HIC: At what cost? Seriously, look at this: “Most foolishly, liberals grew increasingly reliant on the courts to circumvent the legislative process when it failed to deliver what they wanted (and I wanted too). . . . Liberals lost the habit of taking the temperature of public opinion, building consensus, and taking small steps.” You know where this nonsense comes from? It comes straight from the keyboard of David Brooks. April 2005: “Justice Harry Blackmun did more inadvertent damage to our democracy than any other 20th-century American. When he and his Supreme Court colleagues issued the Roe v. Wade decision, they set off a cycle of political viciousness and counter-viciousness that has poisoned public life ever since, and now threatens to destroy the Senate as we know it. When Blackmun wrote the Roe decision, it took the abortion issue out of the legislatures and put it into the courts. If it had remained in the legislatures, we would have seen a series of state-by-state compromises reflecting the views of the centrist majority that’s always existed on this issue. These legislative compromises wouldn’t have pleased everyone, but would have been regarded as legitimate. . . Liberals lost touch with working-class Americans because they never had to have a conversation about values with those voters; they could just rely on the courts to impose their views.”
Just substitute “Warren” and “Brown v. Board” or “Loving v. Virginia” for “Blackmun” and “Roe v. Wade” and you’ll see how mind-numbingly foolish this argument is. Goddammit, more than 80 percent of Americans opposed interracial marriage in 1967 when Loving v. Virginia was handed down. Were liberals supposed to defer to public opinion on interracial marriage lest they lose touch with “working-class Americans”?

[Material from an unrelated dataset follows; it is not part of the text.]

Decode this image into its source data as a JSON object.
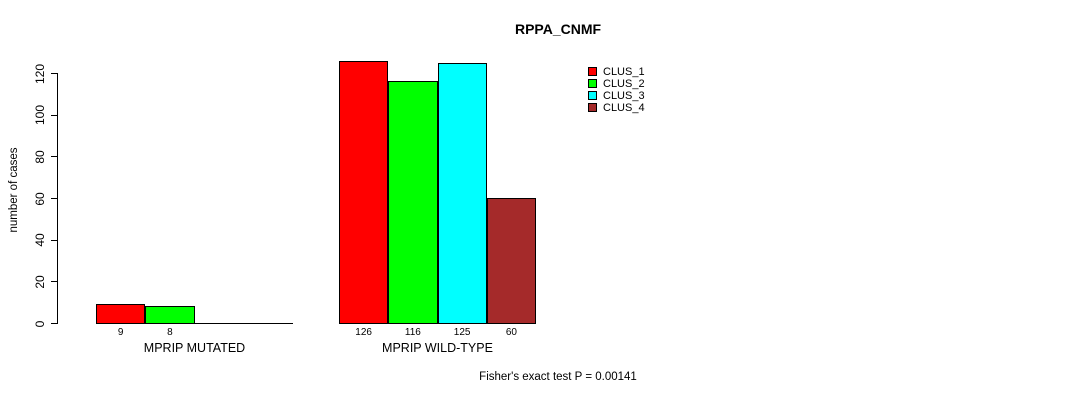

Lilla’s analysis of politics seems to consist entirely of half-remembered mediocre op-eds from the 90s, and this is particularly evident here. There was, in the immediate wake of the Warren Court, an element of truth to the claim that liberals but too much faith in litigation as opposed to other forms of politics. But in 2018 this lesson has not merely been learned but distinctly over-learned. Obama put too little focus on the federal judiciary, not too much. If Chuck Schumer pulled off what Mitch McConnell did with a vacancy that occurred under a Republican presidency, this would have been a yooge election issue. You can make a case that Clinton could have said more, but I would assume her research was telling her that a Supreme Court vacancy would mobilize conservatives more than liberals and it’s hard to argue that this is wrong.
To look at the 2016 election, to see a Supreme Court seat stolen for Trump, to see Bush v. Gore and Shelby County and Concepcion and Parents Involved etc. etc. etc. and taking the lesson that liberals need to stop caring so much about the courts — it’s fighting the war before the last war. Liberal contrarianism can’t become uninfluential enough.